Der Vorsitzende des Kreistages hatte sich geweigert, einen fristgerecht eingegangenen Antrag der NPD-Fraktion zur Abstimmung auf die Tagesordnung der nächsten Kreistagssitzung am 24.10.2018 zu setzen. Mit dem Antrag wollte die NPD-Fraktion einen Aufruf des Kreistagsvorsitzenden an die den Regierungsparteien des Bundes (CDU und SPD) als Mitglied angehörenden Kreistagsmitglieder beschließen lassen, ab sofort ihre Sitzungsgelder dem Hilfsverein für Opfer von Kriminalität und Gewalt "Weißer Ring e.V." zu spenden. In der Begründung des Antrages wurde ausgeführt, dass Morde, Vergewaltigungen, Körperverletzungen, sexuelle Belästigungen, Raubüberfälle und viele Straftaten mehr das Ergebnis der rechtswidrigen Massenzuwanderung und der Politik der offenen Grenzen seien.

Das VG Gießen hat dem Kreistagsvorsitzenden nun Recht gegeben und den Eilantrag abgelehnt.

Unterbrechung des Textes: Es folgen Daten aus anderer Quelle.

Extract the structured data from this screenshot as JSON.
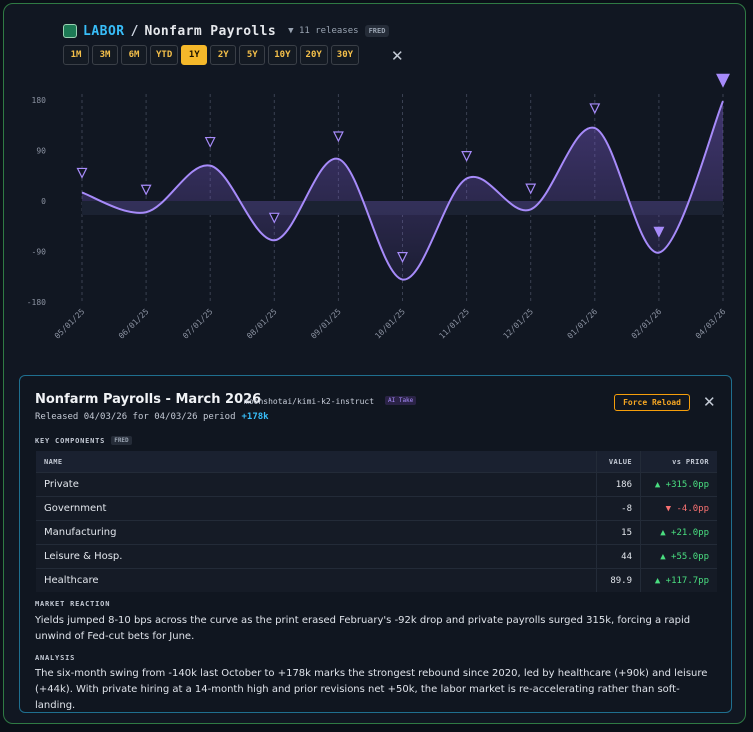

Nach Auffassung des Verwaltungsgerichts hat eine Fraktion nur Anspruch auf die Aufnahme eines ordnungsgemäß gestellten Antrages auf die Tagesordnung einer Kreistagssitzung, wenn der Gegenstand der Beschlussfassung in die Verbandskompetenz des Landkreises und die Organkompetenz des Kreistages fällt, was der Kreistagsvorsitzende zu prüfen hat. Der beantragte Beschluss des Kreistages falle jedoch weder in die Verbandskompetenz des Wetteraukreises noch in die Organzuständigkeit des Kreistages. Der Gegenstand des Antrages betreffe nämlich eine Privatangelegenheit der Kreistagsabgeordneten, nämlich deren persönliche Verwendung ihrer erhaltenen Sitzungsgelder, nicht aber eine Aufgabe des Landkreises. Hintergrund des Antrages sei ein allgemeinpolitisches Thema, denn Anknüpfungspunkt sei die Flüchtlingspolitik der Bundesregierung und nicht eine Angelegenheit, die einen spezifischen Bezug zum Aufgabenbereich des Landkreises aufweise. Im Übrigen würde der Kreistag durch einen solchen Beschluss auch seine Kompetenzen gegenüber dem Kreistagsvorsitzenden überschreiten.

Die Entscheidung ist noch nicht rechtskräftig. Die Beteiligten können dagegen binnen zwei Wochen Beschwerde beim VGH Kassel einlegen.